Comment by imoverclocked
Comment by imoverclocked 10 days ago
There are digital forms of currency already but barring that, you can still manage centralized trust with distributed communication.
Ie: maybe I trust a mechanism by Google/Apple where tap becomes powered locally and the phone/device itself carries a balance.
It’s true that these solutions don’t exist today but they are not far away with the amount of pressure we are talking about by losing the internet.
Also, credit cards used to work in a similar way to checks. The information would be recorded and the transaction would be finalized later.
I came across a pre-magnetic-strip credit card years ago… it’s pretty fascinating how currency has evolved in the last half-century. There is no reason for me to think that it will stop where we are at today.
> Ie: maybe I trust a mechanism by Google/Apple where tap becomes powered locally and the phone/device itself carries a balance.
That's something I'd definitely love to see, but it doesn't exist at the moment (in the US, at least; in Japan, there are stored-value cards in Apple Wallet that can support two-side offline transactions).
> Also, credit cards used to work in a similar way to checks.

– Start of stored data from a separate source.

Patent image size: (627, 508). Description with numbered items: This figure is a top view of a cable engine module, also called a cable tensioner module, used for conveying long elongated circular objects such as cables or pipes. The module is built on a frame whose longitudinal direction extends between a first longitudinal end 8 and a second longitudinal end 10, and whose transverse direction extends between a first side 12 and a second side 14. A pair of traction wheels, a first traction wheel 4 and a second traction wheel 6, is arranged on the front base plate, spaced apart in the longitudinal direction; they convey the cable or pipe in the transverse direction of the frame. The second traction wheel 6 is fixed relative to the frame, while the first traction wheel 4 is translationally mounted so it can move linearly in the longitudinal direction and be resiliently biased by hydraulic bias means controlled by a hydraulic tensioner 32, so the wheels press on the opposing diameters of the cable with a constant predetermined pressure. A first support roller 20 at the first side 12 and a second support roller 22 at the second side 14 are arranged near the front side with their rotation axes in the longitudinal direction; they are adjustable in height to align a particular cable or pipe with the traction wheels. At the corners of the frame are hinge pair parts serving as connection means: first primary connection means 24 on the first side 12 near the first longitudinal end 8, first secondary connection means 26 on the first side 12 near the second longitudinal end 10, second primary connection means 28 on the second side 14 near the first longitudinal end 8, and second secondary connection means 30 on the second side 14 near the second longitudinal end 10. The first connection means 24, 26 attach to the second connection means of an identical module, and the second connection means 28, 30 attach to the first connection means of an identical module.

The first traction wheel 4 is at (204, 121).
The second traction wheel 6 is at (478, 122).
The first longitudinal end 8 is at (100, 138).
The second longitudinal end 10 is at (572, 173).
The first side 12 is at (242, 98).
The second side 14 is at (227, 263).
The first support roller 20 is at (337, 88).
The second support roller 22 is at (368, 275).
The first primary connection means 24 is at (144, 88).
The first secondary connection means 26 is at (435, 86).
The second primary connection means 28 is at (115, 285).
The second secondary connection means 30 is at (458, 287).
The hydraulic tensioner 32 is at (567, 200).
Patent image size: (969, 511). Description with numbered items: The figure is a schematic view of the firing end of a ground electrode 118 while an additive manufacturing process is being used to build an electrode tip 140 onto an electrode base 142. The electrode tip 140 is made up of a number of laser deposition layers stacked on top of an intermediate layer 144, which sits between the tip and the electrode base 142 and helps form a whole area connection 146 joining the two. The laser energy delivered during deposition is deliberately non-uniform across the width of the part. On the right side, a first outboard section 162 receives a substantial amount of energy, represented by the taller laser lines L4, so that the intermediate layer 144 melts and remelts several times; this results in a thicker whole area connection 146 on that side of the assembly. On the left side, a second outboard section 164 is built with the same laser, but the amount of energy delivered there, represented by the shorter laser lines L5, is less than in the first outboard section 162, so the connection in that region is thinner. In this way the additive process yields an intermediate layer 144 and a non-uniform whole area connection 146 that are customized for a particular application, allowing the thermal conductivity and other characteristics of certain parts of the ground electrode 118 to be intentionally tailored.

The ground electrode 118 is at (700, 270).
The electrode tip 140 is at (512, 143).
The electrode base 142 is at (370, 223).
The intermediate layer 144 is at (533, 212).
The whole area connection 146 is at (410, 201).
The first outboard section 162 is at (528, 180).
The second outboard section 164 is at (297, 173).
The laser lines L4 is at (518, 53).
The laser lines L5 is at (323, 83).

The information would be recorded and the transaction would be finalized later.
They used to, but they don't anymore. Almost all terminals and many cards won't let you do an offline transaction these days, for both credit and debit cards.
> it’s pretty fascinating how currency has evolved in the last half-century. There is no reason for me to think that it will stop where we are at today.
True, but unfortunately as far as I can see, it's all been moving towards a more centralized/connection-dependent system. That's great for when everything is working as expected, but raises some concerns about resilience.